With growing data, the time taken to run ETL (extract, transform, load) processes to support the myriad downstream workloads has also grown. At the current time, Apache Spark has emerged as the de-facto standard for streamlining at-scale ETL workloads and analytics processing. With Apache Spark, organisations are able to process large amounts of data in record time. Spark offers a set of easy-to-use APIs for ETL (extract, transform, load), machine learning, and graph processing for a variety of data sets from different sources. Currently, Spark is being run on millions of on-premise and cloud servers.
NVIDIA introduced its end-to-end GPU acceleration to Apache Spark 3.0 in 2020. This allows data scientists and machine learning engineers, for the first time, to be able to apply GPU acceleration to ETL workloads. This capability also delivers the performance and the scale needed to bring together the power of AI and the potential of big data.
To help understand and appreciate the true potential of this technology, NVIDIA and Micropoint, with Analytics India Magazine, are organising a webinar on ‘Performance boosting ETL workloads using RAPIDS on Spark 3.0’ on October 20th 2021.
The session will be conducted by Saurav Agarwal, Sr. Enterprise Architect – Big Data, Advanced Analytics & ML, at NVIDIA. He will be speaking about the most commonly used data architectures and ETL workloads, and how they can be accelerated using GPUs and RAPIDS on Adobe Spark 3.0.
The webinar will cover —
- ETL/data architecture and workflows in the industry
- Hands-on examples of speeding up the workflows using open source plugins on Spark
- Introduction to best practices around performance optimisation and speed ups.

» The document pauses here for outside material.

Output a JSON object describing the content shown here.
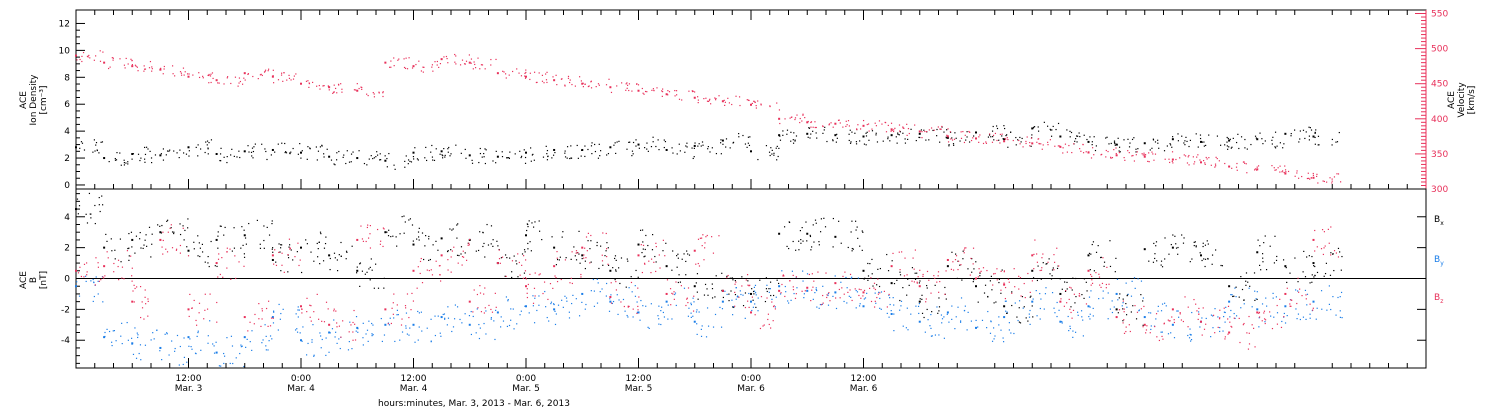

- Introduction to NVIDIA RAPIDS and how it can help boost performance of ETL workloads
Who should attend?
- Data science, data engineering, analytics & Big Data enthusiasts
- Data engineering professionals & aspirants
- Aspiring data engineers
- Working professionals interested in the analytics domain
- Data science & analytics professionals looking to pivot
- Students from engineering/technical background
Saurav Agarwal – Sr. Enterprise Architect – Big Data, Advanced Analytics & ML
Saurav has around ten years of data industry experience implementing AI/data science/analytics solutions on big data platforms, including large-scale data lake systems. He is an experienced senior architect and seasoned data engineer with experience building distributed real-time data science pipelines. Along with having hands-on architecture and implementation experience in enterprise data landscapes, including Hadoop and Spark ecosystems, Saurav has been part of multiple large-scale projects covering end-to-end data landscape solutions for automotive, supply chain, healthcare, banks, fintech, and more. His top projects include streaming predictive alerts of heart ailments for a primary healthcare provider and building a petabyte-scale data lake for a large fintech firm and its various partner consumers.